Walsh’s team’s revision (2) firms up the language in the initial draft (1), making it sound more decisive.

  1. And they’re 40 percent more likely to be regular users than their peers in Massachusetts. That may be because kids in states that have legalized marijuana have easier access to the drug, or they may believe that, since the drug is legal for adults, it must be safe to use.
  2. And they’re 40 percent more likely to be regular users than their peers in Massachusetts. Kids in states that have legalized marijuana have easier access to the drug. And many believe that, since the drug is legal for adults, it must be safe to use.

The next day, Oggeri passed along the edits to the two other camps and asked Lon Povich, Baker’s chief legal counsel, if the governor’s name would be included in the byline. “As I understand it, all three of the elected officials will be listed in the byline,” Povich said. “The Governor is fine with this version. As I understand it, Tim [Buckley, Baker’s communications director] will pitch to the Globe as soon as Joanna confirms that the AGO is content with this draft.”

In a March 2 email, Gonzalez asked Walsh’s team if the paragraph about the legalization movement’s financial backers could be moved higher up in the piece. (The initial draft originally had it second.) But because Baker wanted the op-ed done by the following afternoon, and Walsh wouldn’t get a chance to look at it until the following Monday, Healey’s camp relented and the piece was submitted.

Marjorie Pritchard, opinion page editor at the Globe, sent Buckley and press secretary Lizzy Guyton edits for review on March 4, which Buckey shared with Oggeri and Gonzalez. “Thanks—we prefer that his name is listed as ‘Martin J. Walsh’ if she can do that,” Oggeri said.

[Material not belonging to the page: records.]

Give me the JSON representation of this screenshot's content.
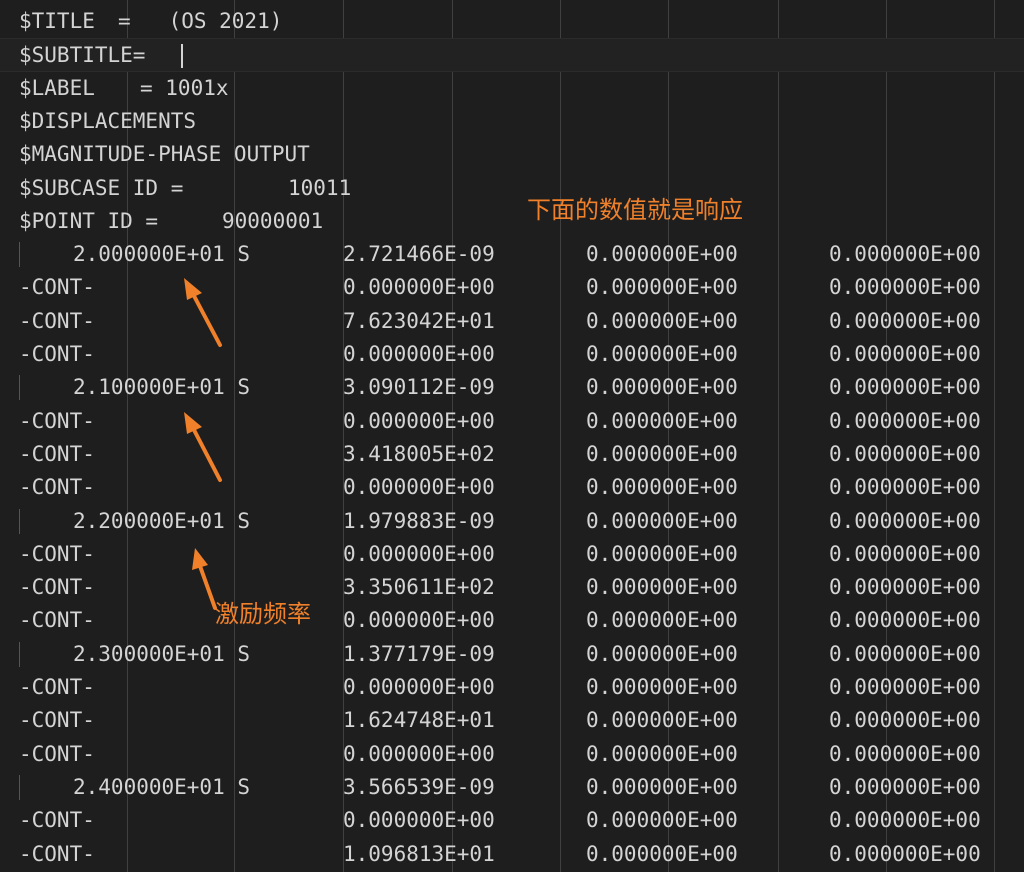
{
  "header_lines": [
    {
      "label": "$TITLE",
      "value": "=   (OS 2021)",
      "value_col": 118
    },
    {
      "label": "$SUBTITLE=",
      "value": "",
      "value_col": 0
    },
    {
      "label": "$LABEL",
      "value": "= 1001x",
      "value_col": 140
    },
    {
      "label": "$DISPLACEMENTS",
      "value": "",
      "value_col": 0
    },
    {
      "label": "$MAGNITUDE-PHASE OUTPUT",
      "value": "",
      "value_col": 0
    },
    {
      "label": "$SUBCASE ID =",
      "value": "10011",
      "value_col": 288
    },
    {
      "label": "$POINT ID =",
      "value": "90000001",
      "value_col": 222
    }
  ],
  "data_rows": [
    {
      "key": "2.000000E+01 S",
      "c1": "2.721466E-09",
      "c2": "0.000000E+00",
      "c3": "0.000000E+00"
    },
    {
      "key": "-CONT-",
      "c1": "0.000000E+00",
      "c2": "0.000000E+00",
      "c3": "0.000000E+00"
    },
    {
      "key": "-CONT-",
      "c1": "7.623042E+01",
      "c2": "0.000000E+00",
      "c3": "0.000000E+00"
    },
    {
      "key": "-CONT-",
      "c1": "0.000000E+00",
      "c2": "0.000000E+00",
      "c3": "0.000000E+00"
    },
    {
      "key": "2.100000E+01 S",
      "c1": "3.090112E-09",
      "c2": "0.000000E+00",
      "c3": "0.000000E+00"
    },
    {
      "key": "-CONT-",
      "c1": "0.000000E+00",
      "c2": "0.000000E+00",
      "c3": "0.000000E+00"
    },
    {
      "key": "-CONT-",
      "c1": "3.418005E+02",
      "c2": "0.000000E+00",
      "c3": "0.000000E+00"
    },
    {
      "key": "-CONT-",
      "c1": "0.000000E+00",
      "c2": "0.000000E+00",
      "c3": "0.000000E+00"
    },
    {
      "key": "2.200000E+01 S",
      "c1": "1.979883E-09",
      "c2": "0.000000E+00",
      "c3": "0.000000E+00"
    },
    {
      "key": "-CONT-",
      "c1": "0.000000E+00",
      "c2": "0.000000E+00",
      "c3": "0.000000E+00"
    },
    {
      "key": "-CONT-",
      "c1": "3.350611E+02",
      "c2": "0.000000E+00",
      "c3": "0.000000E+00"
    },
    {
      "key": "-CONT-",
      "c1": "0.000000E+00",
      "c2": "0.000000E+00",
      "c3": "0.000000E+00"
    },
    {
      "key": "2.300000E+01 S",
      "c1": "1.377179E-09",
      "c2": "0.000000E+00",
      "c3": "0.000000E+00"
    },
    {
      "key": "-CONT-",
      "c1": "0.000000E+00",
      "c2": "0.000000E+00",
      "c3": "0.000000E+00"
    },
    {
      "key": "-CONT-",
      "c1": "1.624748E+01",
      "c2": "0.000000E+00",
      "c3": "0.000000E+00"
    },
    {
      "key": "-CONT-",
      "c1": "0.000000E+00",
      "c2": "0.000000E+00",
      "c3": "0.000000E+00"
    },
    {
      "key": "2.400000E+01 S",
      "c1": "3.566539E-09",
      "c2": "0.000000E+00",
      "c3": "0.000000E+00"
    },
    {
      "key": "-CONT-",
      "c1": "0.000000E+00",
      "c2": "0.000000E+00",
      "c3": "0.000000E+00"
    },
    {
      "key": "-CONT-",
      "c1": "1.096813E+01",
      "c2": "0.000000E+00",
      "c3": "0.000000E+00"
    }
  ],
  "annotations": {
    "response_note": "下面的数值就是响应",
    "frequency_note": "激励频率"
  },
  "colors": {
    "background": "#1e1e1e",
    "text": "#d4d4d4",
    "annotation": "#f0812a",
    "indent_guide": "#404040"
  }
}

There appears to have been some confusion over when Baker, Healey, and Walsh’s piece was supposed to run. “While we agreed to have the op-ed post on Monday- the globe went ahead and published online tonight,” Guyton said. “I have noticed [sic] the senate presidents office. We have contacted the globe about this misstep on their end.” (State Senate Stan Rosenberg has previously said he’s open to the idea of legalization.)

“Globe said it was indeed a mistake. They may remove from web and repost Sunday night,” Buckley replied.

“Thanks. Looks like they may have done that,” Lydgate said.

The op-ed, as it currently appears on the Globe‘s website, is still dated March 4.